Owing to diminished excretion and an upregulation of endogenous purine, as previously mentioned, it was possible that the circulating uric acid rose following HI-PA. However, our study observed that relative to LI-PA and HI-PA, MI-PA presented the lowest proportion (26.8%) among gout patients, and the highest proportion (53.8%) among non-gout patients. Furthermore, engaged MI-PA participants exhibited the lowest gout prevalence. Therefore, PA did not appear to be linearly associated with gout incidence among T2DM patients. Given these discrepancies, it is necessary to conduct additional investigations to explore the U-shaped association between various PA intensities and the prevalence of gout.

Multiple prior epidemiological studies reported a strong association between PA and circulating MSU and gout risk. Distinctive observational investigations also indicated that daily PA is highly correlated with diminished circulating MSU content, and inversely related to gout risk [26, 27]. In an 8-week aerobic exercise program, it was confirmed that slow cardiac exercise drastically diminished circulating urate content [27]. A randomized controlled research revealed that LI-PA, as well as prolonged PA, is a potent nonpharmacologic therapy for circulating MSU reduction among hypertensive individuals [28]. A 28.990-person cohort research demonstrated that the gout risk diminished with elevated PA [9]. Additionally, based on a meta-analysis involving 11 trials, the rise in circulating MSU was diminished by 12% among LI-PA and MI-PA, and by 29% among HI-PA [29]. A two-sample MR study examined the causal relationship between PA and circulating MSU levels and gout risk, and revealed that PA significantly reduces circulating MSU content, without affecting gout risk [3].

This investigation has the following strengths. Firstly, we were the first to examine a potential relationship between PA and the prevalence of gout among T2DM and HUA patients. With enhanced gout prevalence, it is imperative to conduct extensive analyses of diabetic patient subsets like HUA, in order to develop targeted therapy, such as distinct PA intensity for delaying gout occurrence and progression. Secondly, we examined a relatively large patient population. Thirdly, herein, we minimized the influence of diabetes, as well as HUA and other influencing factors’ duration, using statistical adjustments.

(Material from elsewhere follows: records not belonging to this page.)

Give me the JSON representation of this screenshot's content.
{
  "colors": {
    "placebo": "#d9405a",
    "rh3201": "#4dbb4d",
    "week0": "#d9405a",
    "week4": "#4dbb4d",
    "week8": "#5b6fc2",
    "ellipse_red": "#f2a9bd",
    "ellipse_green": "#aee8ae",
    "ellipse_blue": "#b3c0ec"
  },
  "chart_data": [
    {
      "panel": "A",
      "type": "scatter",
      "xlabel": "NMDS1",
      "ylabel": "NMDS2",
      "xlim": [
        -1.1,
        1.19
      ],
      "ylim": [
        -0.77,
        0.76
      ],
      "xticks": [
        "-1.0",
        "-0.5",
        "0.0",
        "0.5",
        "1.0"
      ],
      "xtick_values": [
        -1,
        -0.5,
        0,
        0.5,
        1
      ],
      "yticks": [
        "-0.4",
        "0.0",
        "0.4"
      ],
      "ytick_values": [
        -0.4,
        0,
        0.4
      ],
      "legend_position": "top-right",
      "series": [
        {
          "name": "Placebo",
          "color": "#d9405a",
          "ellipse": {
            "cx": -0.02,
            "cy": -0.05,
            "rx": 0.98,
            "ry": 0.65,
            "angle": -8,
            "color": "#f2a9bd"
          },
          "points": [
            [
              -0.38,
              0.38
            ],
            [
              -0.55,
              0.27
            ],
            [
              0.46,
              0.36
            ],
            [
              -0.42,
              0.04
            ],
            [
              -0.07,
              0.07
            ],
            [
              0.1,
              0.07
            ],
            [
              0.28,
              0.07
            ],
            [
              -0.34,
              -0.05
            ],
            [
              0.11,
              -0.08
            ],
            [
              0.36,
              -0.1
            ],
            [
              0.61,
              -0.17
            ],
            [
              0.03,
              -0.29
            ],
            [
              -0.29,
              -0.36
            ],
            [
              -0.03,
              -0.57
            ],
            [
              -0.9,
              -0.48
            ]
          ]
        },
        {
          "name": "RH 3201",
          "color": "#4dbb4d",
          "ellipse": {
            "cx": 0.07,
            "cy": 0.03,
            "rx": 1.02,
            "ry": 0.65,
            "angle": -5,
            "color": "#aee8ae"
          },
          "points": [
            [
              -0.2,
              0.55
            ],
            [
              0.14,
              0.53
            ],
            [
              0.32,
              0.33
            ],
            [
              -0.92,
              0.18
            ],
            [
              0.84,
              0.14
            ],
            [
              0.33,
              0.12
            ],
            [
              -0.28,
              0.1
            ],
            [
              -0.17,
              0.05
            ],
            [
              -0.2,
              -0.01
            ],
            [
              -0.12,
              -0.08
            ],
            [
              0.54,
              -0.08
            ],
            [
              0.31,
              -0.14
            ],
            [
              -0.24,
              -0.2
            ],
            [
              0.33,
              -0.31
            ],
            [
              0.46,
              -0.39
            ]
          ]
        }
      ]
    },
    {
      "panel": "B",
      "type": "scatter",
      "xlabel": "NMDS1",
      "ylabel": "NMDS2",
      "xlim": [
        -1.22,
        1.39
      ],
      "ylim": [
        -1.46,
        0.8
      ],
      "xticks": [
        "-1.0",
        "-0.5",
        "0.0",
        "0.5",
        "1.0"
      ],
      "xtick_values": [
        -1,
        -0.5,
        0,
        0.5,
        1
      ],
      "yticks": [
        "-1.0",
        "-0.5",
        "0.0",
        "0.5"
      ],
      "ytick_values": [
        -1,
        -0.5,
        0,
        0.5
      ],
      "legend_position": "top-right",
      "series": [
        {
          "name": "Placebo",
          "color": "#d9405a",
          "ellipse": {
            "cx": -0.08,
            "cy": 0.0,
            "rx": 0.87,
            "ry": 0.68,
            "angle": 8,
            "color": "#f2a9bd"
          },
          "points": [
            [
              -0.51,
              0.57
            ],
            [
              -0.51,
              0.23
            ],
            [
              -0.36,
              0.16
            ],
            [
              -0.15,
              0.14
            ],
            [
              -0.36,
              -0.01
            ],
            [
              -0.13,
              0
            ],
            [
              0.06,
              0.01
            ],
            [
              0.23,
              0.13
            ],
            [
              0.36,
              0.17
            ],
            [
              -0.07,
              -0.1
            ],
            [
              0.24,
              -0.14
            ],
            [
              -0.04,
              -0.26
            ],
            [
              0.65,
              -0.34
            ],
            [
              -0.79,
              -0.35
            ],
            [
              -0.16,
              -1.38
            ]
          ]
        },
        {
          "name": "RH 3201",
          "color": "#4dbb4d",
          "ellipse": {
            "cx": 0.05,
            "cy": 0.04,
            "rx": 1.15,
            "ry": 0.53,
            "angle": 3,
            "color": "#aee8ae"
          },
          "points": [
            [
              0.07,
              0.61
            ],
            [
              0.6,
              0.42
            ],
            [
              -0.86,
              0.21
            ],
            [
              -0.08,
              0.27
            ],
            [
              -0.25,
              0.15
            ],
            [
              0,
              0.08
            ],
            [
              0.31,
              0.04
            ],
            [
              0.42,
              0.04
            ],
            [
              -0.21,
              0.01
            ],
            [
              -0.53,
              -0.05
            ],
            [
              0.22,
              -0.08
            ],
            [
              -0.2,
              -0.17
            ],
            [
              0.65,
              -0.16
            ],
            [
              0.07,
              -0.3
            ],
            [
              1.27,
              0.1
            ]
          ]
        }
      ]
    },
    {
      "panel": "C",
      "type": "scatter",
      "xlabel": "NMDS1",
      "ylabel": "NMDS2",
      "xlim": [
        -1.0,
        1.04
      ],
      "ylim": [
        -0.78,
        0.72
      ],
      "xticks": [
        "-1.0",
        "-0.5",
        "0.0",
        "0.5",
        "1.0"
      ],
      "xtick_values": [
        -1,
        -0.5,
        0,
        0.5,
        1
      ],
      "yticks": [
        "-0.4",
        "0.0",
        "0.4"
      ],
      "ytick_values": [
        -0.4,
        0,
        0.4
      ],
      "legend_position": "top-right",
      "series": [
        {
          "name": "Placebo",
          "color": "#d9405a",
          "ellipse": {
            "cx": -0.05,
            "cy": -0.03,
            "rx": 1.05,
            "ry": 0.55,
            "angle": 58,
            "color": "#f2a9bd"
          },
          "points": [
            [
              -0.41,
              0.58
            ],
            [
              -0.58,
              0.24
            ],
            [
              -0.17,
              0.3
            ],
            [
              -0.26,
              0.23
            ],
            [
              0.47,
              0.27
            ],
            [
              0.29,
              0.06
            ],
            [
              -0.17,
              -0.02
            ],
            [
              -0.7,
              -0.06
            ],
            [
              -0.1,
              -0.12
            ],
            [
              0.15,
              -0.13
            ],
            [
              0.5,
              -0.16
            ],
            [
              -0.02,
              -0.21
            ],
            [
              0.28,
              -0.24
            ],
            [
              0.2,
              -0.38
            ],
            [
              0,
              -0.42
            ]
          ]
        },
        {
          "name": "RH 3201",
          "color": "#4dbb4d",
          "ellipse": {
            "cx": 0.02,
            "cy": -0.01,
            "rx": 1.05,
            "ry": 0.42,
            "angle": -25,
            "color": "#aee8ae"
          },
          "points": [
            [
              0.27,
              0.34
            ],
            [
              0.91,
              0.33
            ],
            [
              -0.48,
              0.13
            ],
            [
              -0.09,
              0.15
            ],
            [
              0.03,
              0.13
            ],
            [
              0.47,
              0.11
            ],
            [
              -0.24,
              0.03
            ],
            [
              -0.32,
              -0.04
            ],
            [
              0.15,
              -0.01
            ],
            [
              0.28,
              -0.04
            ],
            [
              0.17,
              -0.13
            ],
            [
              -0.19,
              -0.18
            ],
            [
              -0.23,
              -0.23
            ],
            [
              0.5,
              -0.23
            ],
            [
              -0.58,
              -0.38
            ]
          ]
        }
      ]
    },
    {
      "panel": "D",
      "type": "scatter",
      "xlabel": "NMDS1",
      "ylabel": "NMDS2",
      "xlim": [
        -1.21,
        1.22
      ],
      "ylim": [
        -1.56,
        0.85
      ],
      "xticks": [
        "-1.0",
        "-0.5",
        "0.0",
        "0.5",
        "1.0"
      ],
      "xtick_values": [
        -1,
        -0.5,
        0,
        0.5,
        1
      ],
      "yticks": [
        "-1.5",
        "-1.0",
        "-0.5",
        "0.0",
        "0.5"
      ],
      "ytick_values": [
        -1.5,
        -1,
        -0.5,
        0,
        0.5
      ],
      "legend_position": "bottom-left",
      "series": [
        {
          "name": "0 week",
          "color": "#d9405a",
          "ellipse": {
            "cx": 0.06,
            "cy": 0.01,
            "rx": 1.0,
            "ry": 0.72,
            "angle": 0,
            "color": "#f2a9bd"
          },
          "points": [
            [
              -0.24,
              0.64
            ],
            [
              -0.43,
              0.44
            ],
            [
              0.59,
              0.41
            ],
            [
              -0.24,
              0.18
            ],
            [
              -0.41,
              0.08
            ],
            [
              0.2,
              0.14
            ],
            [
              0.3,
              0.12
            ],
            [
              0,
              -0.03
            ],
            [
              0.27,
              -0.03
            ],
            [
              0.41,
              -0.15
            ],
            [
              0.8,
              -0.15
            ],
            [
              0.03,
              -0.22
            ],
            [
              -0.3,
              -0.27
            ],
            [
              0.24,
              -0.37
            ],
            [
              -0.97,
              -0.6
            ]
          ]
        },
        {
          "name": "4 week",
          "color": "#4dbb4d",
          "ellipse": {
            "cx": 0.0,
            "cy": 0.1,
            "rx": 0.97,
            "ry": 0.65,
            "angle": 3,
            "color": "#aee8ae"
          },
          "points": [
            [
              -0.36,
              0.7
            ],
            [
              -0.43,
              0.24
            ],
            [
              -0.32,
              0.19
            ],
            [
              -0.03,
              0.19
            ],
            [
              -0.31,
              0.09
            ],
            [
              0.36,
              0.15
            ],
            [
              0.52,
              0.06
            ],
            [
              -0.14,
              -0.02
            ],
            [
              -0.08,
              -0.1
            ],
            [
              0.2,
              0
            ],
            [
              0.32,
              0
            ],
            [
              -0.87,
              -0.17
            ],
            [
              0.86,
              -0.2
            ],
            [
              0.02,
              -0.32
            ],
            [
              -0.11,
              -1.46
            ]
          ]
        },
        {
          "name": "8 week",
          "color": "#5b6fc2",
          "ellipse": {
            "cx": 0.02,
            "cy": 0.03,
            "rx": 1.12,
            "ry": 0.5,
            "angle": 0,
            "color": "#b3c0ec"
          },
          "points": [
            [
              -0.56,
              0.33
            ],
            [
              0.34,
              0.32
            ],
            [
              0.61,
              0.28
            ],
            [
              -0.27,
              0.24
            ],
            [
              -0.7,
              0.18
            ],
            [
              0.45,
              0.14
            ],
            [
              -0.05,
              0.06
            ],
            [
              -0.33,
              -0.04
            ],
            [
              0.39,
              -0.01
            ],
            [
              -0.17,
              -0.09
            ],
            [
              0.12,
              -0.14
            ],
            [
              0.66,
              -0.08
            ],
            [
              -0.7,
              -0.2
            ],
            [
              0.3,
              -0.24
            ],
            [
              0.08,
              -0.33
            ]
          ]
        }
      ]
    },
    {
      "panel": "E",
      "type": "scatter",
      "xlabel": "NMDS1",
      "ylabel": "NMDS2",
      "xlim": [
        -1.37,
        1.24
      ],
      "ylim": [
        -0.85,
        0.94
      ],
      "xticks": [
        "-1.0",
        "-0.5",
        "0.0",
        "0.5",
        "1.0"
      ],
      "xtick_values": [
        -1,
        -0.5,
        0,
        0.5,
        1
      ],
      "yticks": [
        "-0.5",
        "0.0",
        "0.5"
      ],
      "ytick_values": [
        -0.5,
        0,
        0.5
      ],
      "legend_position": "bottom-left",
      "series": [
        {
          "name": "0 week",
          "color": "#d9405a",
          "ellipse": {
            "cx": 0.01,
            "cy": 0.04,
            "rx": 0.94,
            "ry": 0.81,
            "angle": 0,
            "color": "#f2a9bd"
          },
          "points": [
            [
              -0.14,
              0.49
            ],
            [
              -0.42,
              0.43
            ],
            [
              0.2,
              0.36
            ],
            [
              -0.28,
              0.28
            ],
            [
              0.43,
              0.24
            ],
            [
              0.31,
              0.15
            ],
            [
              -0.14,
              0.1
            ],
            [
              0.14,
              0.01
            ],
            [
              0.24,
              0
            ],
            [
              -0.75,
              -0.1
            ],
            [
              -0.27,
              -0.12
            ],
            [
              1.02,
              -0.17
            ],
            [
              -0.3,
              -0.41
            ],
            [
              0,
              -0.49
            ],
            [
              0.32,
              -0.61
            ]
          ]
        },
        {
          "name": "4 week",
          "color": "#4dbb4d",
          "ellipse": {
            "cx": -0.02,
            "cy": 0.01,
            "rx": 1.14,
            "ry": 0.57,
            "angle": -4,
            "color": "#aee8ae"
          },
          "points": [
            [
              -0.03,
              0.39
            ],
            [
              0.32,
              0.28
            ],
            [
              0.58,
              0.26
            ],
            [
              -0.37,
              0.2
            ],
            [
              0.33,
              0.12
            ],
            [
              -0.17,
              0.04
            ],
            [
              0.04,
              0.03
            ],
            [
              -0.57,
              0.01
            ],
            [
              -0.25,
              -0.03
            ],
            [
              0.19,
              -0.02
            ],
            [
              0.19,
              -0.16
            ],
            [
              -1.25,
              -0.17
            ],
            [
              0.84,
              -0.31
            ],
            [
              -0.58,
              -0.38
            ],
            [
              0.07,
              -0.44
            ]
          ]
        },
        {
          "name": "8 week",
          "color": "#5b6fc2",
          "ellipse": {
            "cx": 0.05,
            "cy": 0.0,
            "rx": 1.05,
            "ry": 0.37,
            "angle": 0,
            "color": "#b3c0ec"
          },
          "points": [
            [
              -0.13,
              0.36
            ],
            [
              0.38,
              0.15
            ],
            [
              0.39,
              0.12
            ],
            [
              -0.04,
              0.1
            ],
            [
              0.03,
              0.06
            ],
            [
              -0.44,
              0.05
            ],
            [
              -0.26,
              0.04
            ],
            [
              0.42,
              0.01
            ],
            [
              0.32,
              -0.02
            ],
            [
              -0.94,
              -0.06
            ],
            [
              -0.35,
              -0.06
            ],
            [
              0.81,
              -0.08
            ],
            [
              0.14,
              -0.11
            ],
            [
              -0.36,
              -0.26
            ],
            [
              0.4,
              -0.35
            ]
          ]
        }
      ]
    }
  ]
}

This research also encountered certain limitations. Firstly, due to its retrospective nature, we could only demonstrate a potential association between PA and the prevalence of gout; however, we were unable to infer causality. We also cannot eliminate the presence of reverse causality (e.g., gout causing joint pain, which leads to restricted PA). Hence, it is essential to conduct prospective investigations among diabetic and hyperuricemia patients, who do not have gout to establish causality in subsequent follow-ups. Secondly, although our study minimized the influence of duration and other factors using statistical adjustments, some confounding factors may still exist, for example, prior treatment history of patient. Thirdly, those included in this investigation were recruited from only two local hospital, and it included only Chinese individuals. Therefore, there may be certain unintentional selection bias. Our results require further validation in a large sample population. Moreover, the PA evaluation was self-reported; hence, there may be certain recall bias. It is possible that the self-reports may overestimate PA intensity, and IPAQ is more susceptible to this form of bias than other PA questionnaires. However, other studies have also employed self-reported questionnaire for PA intensity assessment. Data was collected by two trained staff, and the results were identical (data not shown). Hence, recall-bias, if any, was minimal and random; and therefore, it was unlikely to influence study results.

In summary, we demonstrated an association between PA and the prevalence of gout among T2DM and HUA patients. Lower PA was associated with a higher prevalence of gout among T2DM and HUA patients, particularly, those of the male sex and those who were drinkers. PA intensity was associated with the prevalence of gout, and the lowest prevalence was achieved from MI-PA.